Being gay comes with no small amount of controversy. Most societies today choose to frown upon same-sex couples, never really understanding the situation from our point of view. It’s tough, it really is, dealing with the social jibes, unjust laws, and personal prejudices, but for those of us who belong to a faith that condemns homosexuality, it could be even worse. It’s one thing for others to dislike who you’re attracted to, it’s quite another when you dislike yourself for it.

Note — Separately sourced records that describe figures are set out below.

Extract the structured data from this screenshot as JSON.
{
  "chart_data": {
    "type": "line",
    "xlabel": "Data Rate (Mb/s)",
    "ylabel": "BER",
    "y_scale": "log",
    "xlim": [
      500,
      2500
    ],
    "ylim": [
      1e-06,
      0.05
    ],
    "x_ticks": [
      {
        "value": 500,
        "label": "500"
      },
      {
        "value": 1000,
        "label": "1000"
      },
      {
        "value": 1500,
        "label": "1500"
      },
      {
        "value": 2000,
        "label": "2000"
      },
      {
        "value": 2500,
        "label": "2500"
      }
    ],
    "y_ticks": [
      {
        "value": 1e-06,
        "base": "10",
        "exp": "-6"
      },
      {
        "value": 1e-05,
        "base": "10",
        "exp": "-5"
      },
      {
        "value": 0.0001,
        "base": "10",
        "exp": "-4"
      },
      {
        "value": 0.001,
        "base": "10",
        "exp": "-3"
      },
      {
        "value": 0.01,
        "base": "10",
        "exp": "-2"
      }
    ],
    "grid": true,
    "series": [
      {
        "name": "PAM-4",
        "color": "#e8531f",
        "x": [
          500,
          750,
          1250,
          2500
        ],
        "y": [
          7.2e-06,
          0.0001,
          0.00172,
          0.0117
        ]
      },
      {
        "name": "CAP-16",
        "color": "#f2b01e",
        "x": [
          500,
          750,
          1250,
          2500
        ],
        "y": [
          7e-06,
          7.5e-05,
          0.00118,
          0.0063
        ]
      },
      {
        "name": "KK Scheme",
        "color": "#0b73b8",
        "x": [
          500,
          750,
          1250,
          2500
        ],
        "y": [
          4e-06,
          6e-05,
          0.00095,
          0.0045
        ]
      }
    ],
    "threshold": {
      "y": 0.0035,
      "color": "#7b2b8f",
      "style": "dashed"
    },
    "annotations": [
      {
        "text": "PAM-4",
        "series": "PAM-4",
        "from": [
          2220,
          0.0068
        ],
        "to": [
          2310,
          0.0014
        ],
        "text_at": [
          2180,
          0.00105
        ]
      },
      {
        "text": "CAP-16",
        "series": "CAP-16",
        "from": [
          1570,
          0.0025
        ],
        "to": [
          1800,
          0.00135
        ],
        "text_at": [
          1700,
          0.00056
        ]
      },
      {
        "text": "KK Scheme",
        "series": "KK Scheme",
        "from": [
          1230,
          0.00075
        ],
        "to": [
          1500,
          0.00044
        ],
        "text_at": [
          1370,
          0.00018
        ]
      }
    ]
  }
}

I remember when I was in middle school and I started to realize that I was attracted to other guys. I was terrified. Raised Lutheran, with both parents converting to Southern Baptists after the divorce, I had heard passages from the Bible that condemned homosexuals as innately evil, hell-bound devil worshippers (I’m paraphrasing from an old pastor). It’s a difficult concept for a 13 year old to deal with, the idea that God created you as you are/everything you are is as God made you, and at the same time facing the gate of Hell for something you have no control over: who you love.
I’m sure this has been an issue for many gay men and women. The thing that helped me, though was a book called The God Box, by Alex Sanchez. I had never before felt so connected to a main character. Alex Sanchez is a gay fiction writer whose novels are all gay teenage coming-of-age stories, and in this was one about a young, deeply religious boy named Paul who was trying to cure his own homosexuality. The story starts when Paul befriends a young Christian transfer student named Manuel who is openly and proudly gay. All of Paul’s preconceived notions about homosexuality, and the more famously used Bible verses to refute same-sex relationships, are put in a different perspective, until he is finally able to accept himself for who he is. This book made me realize that you don’t have to either be gay or be Christian. Religion and sexuality are only in conflict if people are taught that they are in conflict. All of my fears and sense of self-loathing vanished in a single sentence:
“The Bible was meant to be a bridge, not a wedge. It must be read with love as the standard. Anyone who expects a person to change something as personal as who they hold in their arms at night need to change their own judgmental attitude.”
If anyone reading this has ever struggled or is struggling with sexuality and religion, I hope it helped at least a little bit. Thanks for reading.